The details of the afterlife in different cultures can vary, but the constants are that such a realm exists. This realm is governed by immutable laws, while the souls of the dead will remain there unless given licence by the gods to return to the land of the living for a specific reason. These reasons can include improper funeral rites; a lack of any kind of burial; murder where the body is missing or improperly buried; or to resolve some unfinished business.
The appearance of ghosts of the departed, even those of loved ones, is rarely considered a welcoming experience. The dead are supposed to remain in their own land and not expected to return to the world of the living. When such an event does occur, it is a sure sign that something is terribly wrong. Those who experience a spiritual encounter are expected to take care of the problem in order for the ghost to return to its proper place. This understanding is so prevalent that ghost stories can be found, with very similar themes across many cultures.
In various cultures, the spirits of the dead can benefit the living unless they are given improper burial rites. The Hungry Ghost Festival, which originated to honour and appease the dead, continues to be held on the fifteenth day of the seventh month of the year. Known as the "Ghost Month", this time is thought to be when the veil between the realm of the living and that of the dead is thinnest and the dead can easily cross over. So that’s why during the ghost festival, you see people leaving out food and gifts for the dead in the hope that they will be appeased and not bother the living.
Do you know a Spooky Place in Singapore?
There are many locations in Singapore that are thought to be haunted. Here, we highlight two locations that are considered to have high spook factor:
Changi Old Beach Houses
On paper, this place seems like a good idea. Need a break from hectic work life? Renting a house near the beach would be the perfect getaway. However, you might be in for something a little more sinister. People have reported feeling like they were stared at and some have even returned home with scars. Others have also complained about doors creaking open and shut non-stop, and at night, witnesses claim to have heard a woman wailing. Changi Beach was used as the site of the infamous Sook Ching massacre during WWII. It is rumoured that the souls of the innocent slain continue to roam the beach, weeping and wailing in the night. Passers-by also claim to have spotted bloodstains on walls.

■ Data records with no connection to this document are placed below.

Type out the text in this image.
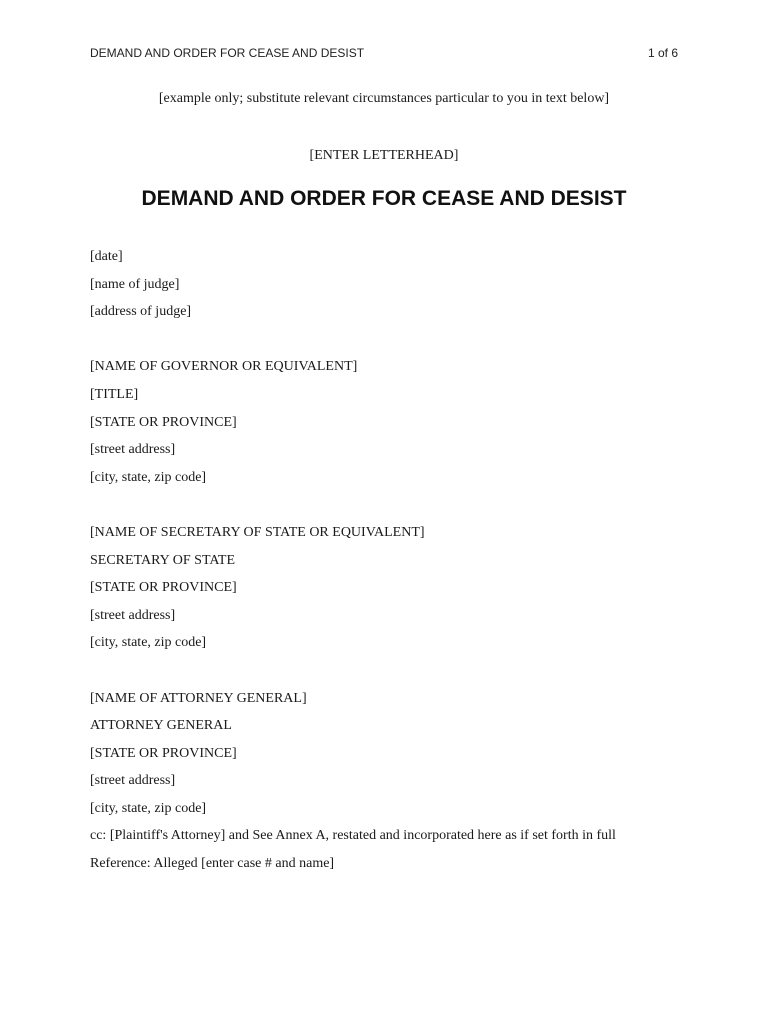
DEMAND AND ORDER FOR CEASE AND DESIST	1 of 6
[example only; substitute relevant circumstances particular to you in text below]
[ENTER LETTERHEAD]
DEMAND AND ORDER FOR CEASE AND DESIST
[date]
[name of judge]
[address of judge]
[NAME OF GOVERNOR OR EQUIVALENT]
[TITLE]
[STATE OR PROVINCE]
[street address]
[city, state, zip code]
[NAME OF SECRETARY OF STATE OR EQUIVALENT]
SECRETARY OF STATE
[STATE OR PROVINCE]
[street address]
[city, state, zip code]
[NAME OF ATTORNEY GENERAL]
ATTORNEY GENERAL
[STATE OR PROVINCE]
[street address]
[city, state, zip code]
cc: [Plaintiff's Attorney] and See Annex A, restated and incorporated here as if set forth in full
Reference: Alleged [enter case # and name]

EVERYBODY has heard the horror stories from Pulau Tekong. Boys, you share them in your bunks and then do not sleep at night. Girls, you hear them from your male friends and thank your lucky stars for the comfort of your own homes. The most frequently-told tale is that of a young man for Charlie Company who went for his 16km route march and got separated from the pack. He was later discovered by his platoon commander with all his insides laid out next to his body. Beds in the recruit's former bunk often shake for no reason and some people even report hearing his voice at night. Apparently, a third door was built in the bunk to let his spirit out but he continues to roam the bunkers.